Diagram of a process tank showing sampling points at multiple vertical locations and outlet, selected based on equipment geometry and variability risk.

3.2 Selection of Sampling Timing

Sampling timing is aligned with process dynamics, not fixed intervals. Sampling points are selected at:

start of operation
where system stabilization occurs
steady-state operation
where process is expected to be consistent
end of operation
where depletion or drift may occur
critical transitions
changes in CPPs, phase changes, hold times

Timing must capture conditions where process behavior can change.

3.3 Determination of Sample Size

Sample size is based on the ability to detect variability, not arbitrary numbers. Considerations include:

batch size and number of units
expected variability
criticality of the CQA
required confidence in conclusions

Typical approach:

increase sampling where variability risk is high
reduce sampling where process is well understood

Sampling must be sufficient to:

detect non-uniformity
support statistical evaluation
confirm consistency across the batch

3.4 Sampling Frequency

Sampling frequency is driven by process speed and sensitivity.

fast or dynamic processes → higher frequency
stable processes → lower frequency

Frequency must ensure that transient deviations are not missed.

4. Data Collection Strategy

4.1 Alignment of Data Streams

Data must be structured so that relationships between CPPs, IPCs, and CQAs can be evaluated. This requires:

time alignment of data points
linkage of samples to specific process conditions
consistent identification of batch, location, and stage

Each CQA result must be traceable to:

corresponding CPP values
process conditions at the time of sampling

4.2 CPP Data Collection

CPP data must reflect actual process behavior, not snapshots.

Approach:

continuous monitoring where possible
defined recording intervals where continuous data is not available
capture of variability within the acceptable range

Data must allow assessment of:

stability
excursions
trends over time

4.3 In-Process Control Data

IPC data is used to confirm that intermediate stages perform as expected.

Collection must:

align with critical process steps
reflect decision points in the process
detect early signs of deviation

IPC results should be evaluated in context of CPP behavior.

4.4 Final Product Data

CQA data confirms final product quality.

Collection must:

represent full batch distribution
align with sampling plan
allow comparison across batches

Final product data is the ultimate confirmation of process performance.

4.5 Supporting Data

Supporting data is collected where it impacts process performance.

Examples:

environmental conditions
utility performance
system status

Only relevant data should be included. Avoid unnecessary data collection.

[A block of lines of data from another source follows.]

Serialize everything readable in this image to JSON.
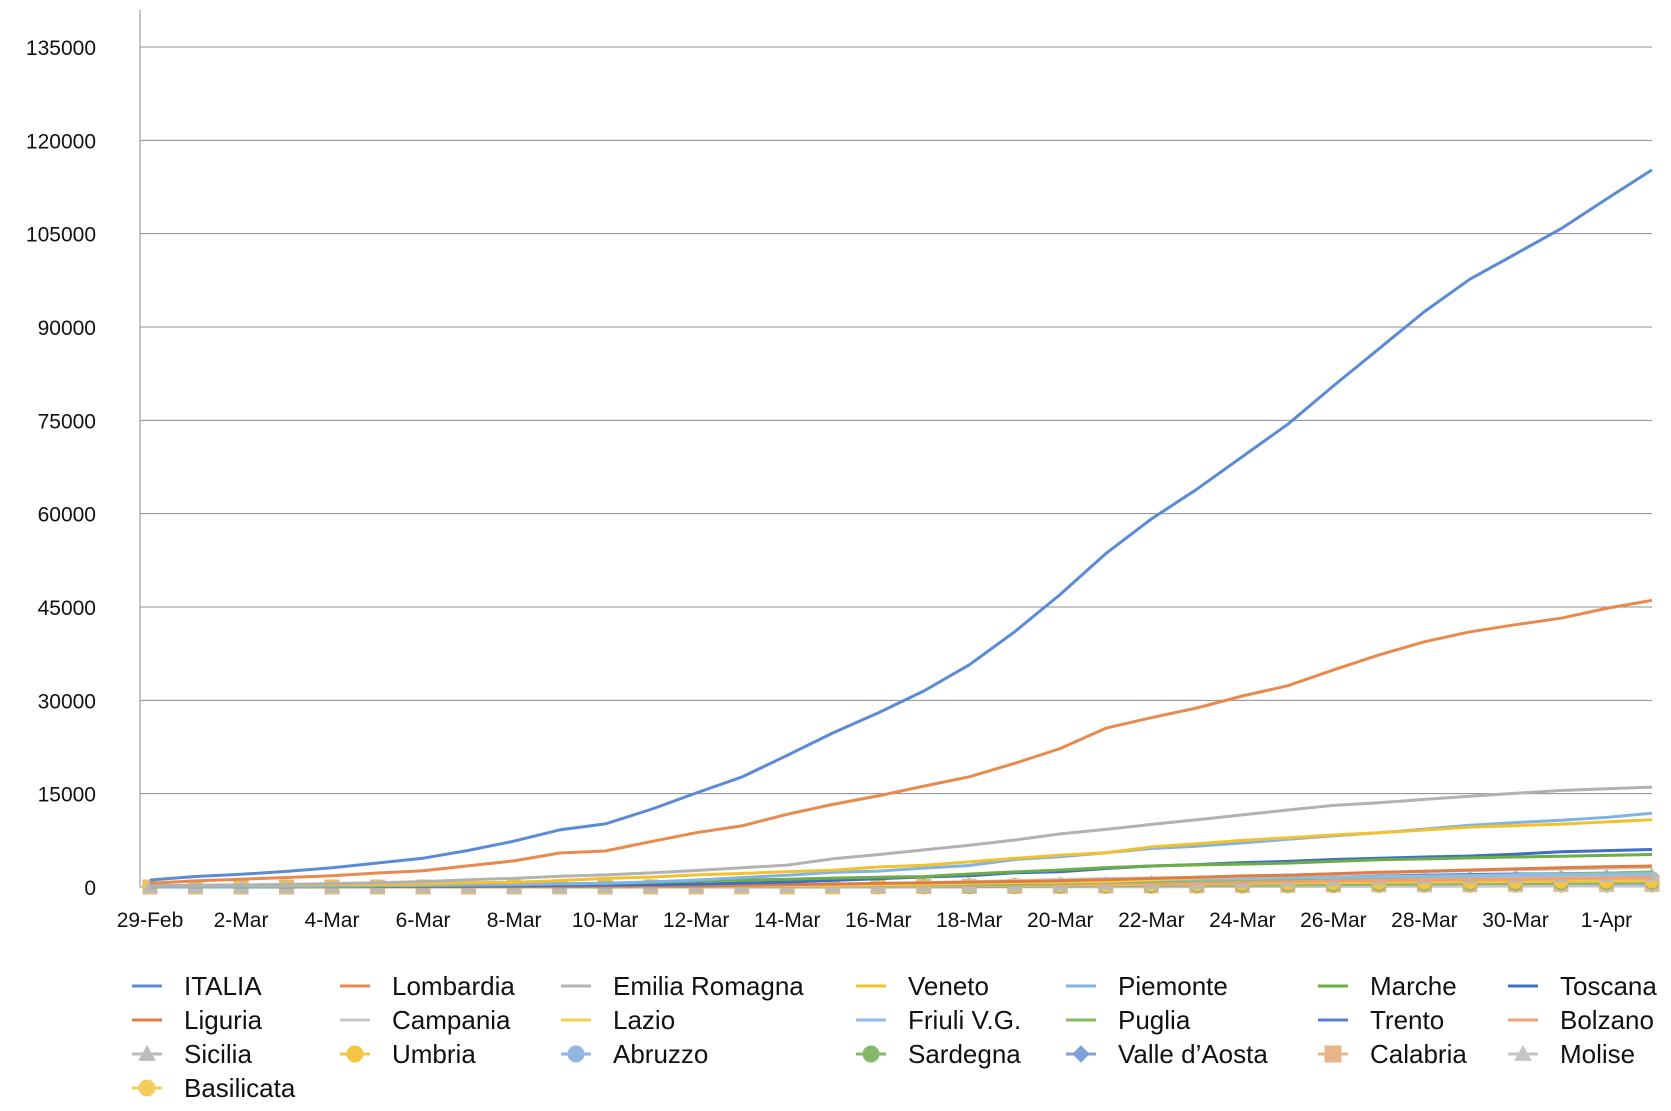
{
  "chart_data": {
    "type": "line",
    "title": "",
    "xlabel": "",
    "ylabel": "",
    "ylim": [
      0,
      135000
    ],
    "yticks": [
      0,
      15000,
      30000,
      45000,
      60000,
      75000,
      90000,
      105000,
      120000,
      135000
    ],
    "x": [
      "29-Feb",
      "1-Mar",
      "2-Mar",
      "3-Mar",
      "4-Mar",
      "5-Mar",
      "6-Mar",
      "7-Mar",
      "8-Mar",
      "9-Mar",
      "10-Mar",
      "11-Mar",
      "12-Mar",
      "13-Mar",
      "14-Mar",
      "15-Mar",
      "16-Mar",
      "17-Mar",
      "18-Mar",
      "19-Mar",
      "20-Mar",
      "21-Mar",
      "22-Mar",
      "23-Mar",
      "24-Mar",
      "25-Mar",
      "26-Mar",
      "27-Mar",
      "28-Mar",
      "29-Mar",
      "30-Mar",
      "31-Mar",
      "1-Apr",
      "2-Apr"
    ],
    "x_tick_labels": [
      "29-Feb",
      "2-Mar",
      "4-Mar",
      "6-Mar",
      "8-Mar",
      "10-Mar",
      "12-Mar",
      "14-Mar",
      "16-Mar",
      "18-Mar",
      "20-Mar",
      "22-Mar",
      "24-Mar",
      "26-Mar",
      "28-Mar",
      "30-Mar",
      "1-Apr"
    ],
    "grid": true,
    "legend_position": "bottom",
    "series": [
      {
        "name": "ITALIA",
        "color": "#5b8bd6",
        "marker": "none",
        "values": [
          1128,
          1694,
          2036,
          2502,
          3089,
          3858,
          4636,
          5883,
          7375,
          9172,
          10149,
          12462,
          15113,
          17660,
          21157,
          24747,
          27980,
          31506,
          35713,
          41035,
          47021,
          53578,
          59138,
          63927,
          69176,
          74386,
          80539,
          86498,
          92472,
          97689,
          101739,
          105792,
          110574,
          115242
        ]
      },
      {
        "name": "Lombardia",
        "color": "#e8894d",
        "marker": "none",
        "values": [
          615,
          984,
          1254,
          1520,
          1820,
          2251,
          2612,
          3420,
          4189,
          5469,
          5791,
          7280,
          8725,
          9820,
          11685,
          13272,
          14649,
          16220,
          17713,
          19884,
          22264,
          25515,
          27206,
          28761,
          30703,
          32346,
          34889,
          37298,
          39415,
          41007,
          42161,
          43208,
          44773,
          46065
        ]
      },
      {
        "name": "Emilia Romagna",
        "color": "#b2b2b2",
        "marker": "none",
        "values": [
          217,
          285,
          335,
          420,
          544,
          698,
          870,
          1180,
          1386,
          1739,
          1947,
          2263,
          2644,
          3093,
          3522,
          4525,
          5214,
          5968,
          6705,
          7555,
          8531,
          9254,
          10054,
          10816,
          11588,
          12383,
          13119,
          13531,
          14074,
          14586,
          15058,
          15508,
          15787,
          16051
        ]
      },
      {
        "name": "Veneto",
        "color": "#f2c12e",
        "marker": "none",
        "values": [
          191,
          263,
          273,
          307,
          360,
          407,
          488,
          670,
          744,
          1023,
          1384,
          1595,
          1937,
          2172,
          2473,
          2704,
          3214,
          3484,
          4031,
          4617,
          5122,
          5505,
          6442,
          6935,
          7497,
          7930,
          8358,
          8724,
          9155,
          9625,
          9844,
          10111,
          10463,
          10824
        ]
      },
      {
        "name": "Piemonte",
        "color": "#7fb2e5",
        "marker": "none",
        "values": [
          11,
          49,
          56,
          82,
          143,
          207,
          243,
          350,
          360,
          501,
          580,
          815,
          1111,
          1516,
          1897,
          2341,
          2552,
          3031,
          3461,
          4420,
          4861,
          5515,
          6193,
          6534,
          7092,
          7671,
          8206,
          8712,
          9301,
          9918,
          10353,
          10728,
          11189,
          11859
        ]
      },
      {
        "name": "Marche",
        "color": "#6cae45",
        "marker": "none",
        "values": [
          6,
          11,
          25,
          61,
          84,
          124,
          199,
          271,
          394,
          479,
          592,
          725,
          957,
          1133,
          1242,
          1425,
          1568,
          1671,
          2097,
          2421,
          2736,
          3115,
          3373,
          3558,
          3684,
          3835,
          4122,
          4386,
          4511,
          4683,
          4814,
          4937,
          5076,
          5217
        ]
      },
      {
        "name": "Toscana",
        "color": "#3f6fc4",
        "marker": "none",
        "values": [
          11,
          13,
          19,
          38,
          61,
          79,
          113,
          166,
          208,
          264,
          320,
          364,
          470,
          630,
          781,
          1053,
          1330,
          1612,
          1793,
          2277,
          2461,
          2972,
          3378,
          3601,
          3924,
          4122,
          4412,
          4608,
          4816,
          4987,
          5273,
          5671,
          5847,
          6030
        ]
      },
      {
        "name": "Liguria",
        "color": "#e07d43",
        "marker": "none",
        "values": [
          19,
          25,
          25,
          25,
          26,
          26,
          26,
          46,
          62,
          67,
          114,
          156,
          189,
          265,
          384,
          459,
          586,
          664,
          785,
          887,
          1006,
          1163,
          1375,
          1538,
          1789,
          1900,
          2134,
          2366,
          2537,
          2739,
          2911,
          3102,
          3240,
          3379
        ]
      },
      {
        "name": "Campania",
        "color": "#c8c8c8",
        "marker": "none",
        "values": [
          13,
          17,
          17,
          17,
          22,
          22,
          30,
          47,
          60,
          89,
          120,
          146,
          220,
          251,
          311,
          449,
          606,
          676,
          834,
          1026,
          1199,
          1366,
          1434,
          1592,
          1759,
          1918,
          2095,
          2268,
          2456,
          2632,
          2770,
          2873,
          2999,
          3151
        ]
      },
      {
        "name": "Lazio",
        "color": "#f5d04a",
        "marker": "none",
        "values": [
          6,
          6,
          6,
          7,
          17,
          21,
          30,
          44,
          44,
          71,
          74,
          102,
          171,
          201,
          248,
          286,
          383,
          434,
          588,
          717,
          797,
          923,
          1171,
          1458,
          1728,
          1881,
          2142,
          2321,
          2507,
          2706,
          2864,
          3005,
          3184,
          3333
        ]
      },
      {
        "name": "Friuli V.G.",
        "color": "#8ebce8",
        "marker": "none",
        "values": [
          0,
          9,
          11,
          18,
          27,
          31,
          43,
          53,
          71,
          89,
          123,
          131,
          188,
          238,
          312,
          385,
          462,
          558,
          669,
          785,
          875,
          1013,
          1165,
          1234,
          1356,
          1480,
          1574,
          1665,
          1746,
          1835,
          1952,
          2013,
          2043,
          2146
        ]
      },
      {
        "name": "Puglia",
        "color": "#86bc5e",
        "marker": "none",
        "values": [
          1,
          3,
          3,
          3,
          6,
          18,
          22,
          26,
          30,
          46,
          50,
          91,
          135,
          154,
          194,
          267,
          304,
          372,
          431,
          494,
          646,
          805,
          935,
          1041,
          1194,
          1303,
          1459,
          1558,
          1698,
          1813,
          1955,
          2085,
          2212,
          2434
        ]
      },
      {
        "name": "Trento",
        "color": "#5a7ed0",
        "marker": "none",
        "values": [
          0,
          0,
          0,
          0,
          4,
          4,
          6,
          10,
          10,
          22,
          43,
          72,
          115,
          175,
          217,
          309,
          375,
          462,
          563,
          698,
          871,
          980,
          1126,
          1176,
          1307,
          1435,
          1573,
          1744,
          1877,
          2001,
          2087,
          2144,
          2227,
          2340
        ]
      },
      {
        "name": "Bolzano",
        "color": "#f0a073",
        "marker": "none",
        "values": [
          1,
          1,
          1,
          1,
          1,
          1,
          1,
          5,
          9,
          11,
          18,
          21,
          53,
          76,
          126,
          166,
          203,
          261,
          294,
          353,
          452,
          538,
          609,
          646,
          723,
          882,
          990,
          1075,
          1117,
          1205,
          1236,
          1320,
          1432,
          1488
        ]
      },
      {
        "name": "Sicilia",
        "color": "#bbbbbb",
        "marker": "triangle",
        "values": [
          8,
          9,
          9,
          9,
          11,
          13,
          18,
          19,
          21,
          29,
          52,
          64,
          83,
          115,
          128,
          170,
          183,
          235,
          282,
          340,
          437,
          583,
          685,
          721,
          846,
          1038,
          1149,
          1319,
          1463,
          1555,
          1647,
          1718,
          1791,
          1873
        ]
      },
      {
        "name": "Umbria",
        "color": "#f4c542",
        "marker": "circle",
        "values": [
          0,
          0,
          0,
          1,
          7,
          9,
          9,
          12,
          20,
          26,
          29,
          34,
          49,
          70,
          92,
          119,
          156,
          171,
          249,
          273,
          348,
          385,
          475,
          525,
          580,
          636,
          700,
          757,
          800,
          827,
          869,
          929,
          946,
          999
        ]
      },
      {
        "name": "Abruzzo",
        "color": "#8fb7e0",
        "marker": "circle",
        "values": [
          0,
          1,
          1,
          2,
          5,
          5,
          5,
          7,
          11,
          22,
          30,
          37,
          38,
          52,
          84,
          89,
          116,
          119,
          176,
          229,
          287,
          356,
          411,
          478,
          600,
          707,
          859,
          925,
          982,
          1049,
          1140,
          1243,
          1293,
          1339
        ]
      },
      {
        "name": "Sardegna",
        "color": "#86b86a",
        "marker": "circle",
        "values": [
          0,
          0,
          0,
          0,
          0,
          1,
          1,
          2,
          2,
          8,
          9,
          20,
          39,
          52,
          56,
          66,
          73,
          85,
          109,
          133,
          178,
          231,
          269,
          308,
          339,
          388,
          429,
          463,
          532,
          573,
          613,
          662,
          704,
          764
        ]
      },
      {
        "name": "Valle d’Aosta",
        "color": "#7f9fdb",
        "marker": "diamond",
        "values": [
          0,
          0,
          0,
          0,
          0,
          0,
          0,
          0,
          0,
          0,
          0,
          1,
          11,
          13,
          17,
          20,
          22,
          34,
          47,
          142,
          180,
          250,
          299,
          317,
          351,
          389,
          428,
          481,
          529,
          554,
          586,
          596,
          618,
          633
        ]
      },
      {
        "name": "Calabria",
        "color": "#e8b48a",
        "marker": "square",
        "values": [
          0,
          0,
          0,
          0,
          1,
          1,
          1,
          1,
          1,
          7,
          11,
          13,
          19,
          29,
          33,
          42,
          60,
          79,
          93,
          114,
          130,
          161,
          194,
          210,
          262,
          305,
          363,
          409,
          467,
          520,
          562,
          598,
          630,
          670
        ]
      },
      {
        "name": "Molise",
        "color": "#c5c5c5",
        "marker": "triangle",
        "values": [
          0,
          0,
          0,
          0,
          0,
          0,
          0,
          0,
          0,
          6,
          11,
          11,
          12,
          15,
          16,
          17,
          19,
          22,
          24,
          29,
          32,
          37,
          55,
          61,
          74,
          84,
          96,
          109,
          117,
          140,
          145,
          153,
          162,
          173
        ]
      },
      {
        "name": "Basilicata",
        "color": "#f5cd5a",
        "marker": "circle",
        "values": [
          0,
          0,
          0,
          0,
          0,
          0,
          1,
          1,
          1,
          1,
          3,
          8,
          10,
          12,
          14,
          14,
          17,
          20,
          27,
          38,
          48,
          56,
          70,
          81,
          111,
          143,
          162,
          192,
          203,
          216,
          231,
          244,
          251,
          262
        ]
      }
    ]
  }
}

5. Data Integration and Traceability

All data must be integrated into a single evaluable dataset.

Requirements:

linkage of CPP, IPC, and CQA data
identification of batch, time, and location
ability to reconstruct process conditions for any sample

Data must support:

cross-parameter analysis
identification of relationships
evaluation of consistency

6. Link to Risk and Control Strategy

Sampling and data collection must directly reflect:

identified CPPs
known variability sources
defined control strategy

High-risk parameters require:

more frequent sampling
broader coverage
tighter linkage to CQAs

7. Execution

Execution must follow the defined plan without adjustment.

no reduction in sampling
no substitution of locations or timing
no omission of data points

Any deviation must be:

documented
justified
evaluated for impact

8. Summary

Sampling and data collection during PPQ are designed to actively detect variability and confirm process control.

They are based on:

targeted selection of locations and timing
sufficient sample size and frequency
structured data collection and integration

This ensures that PPQ conclusions are based on complete, representative, and traceable evidence of process performance.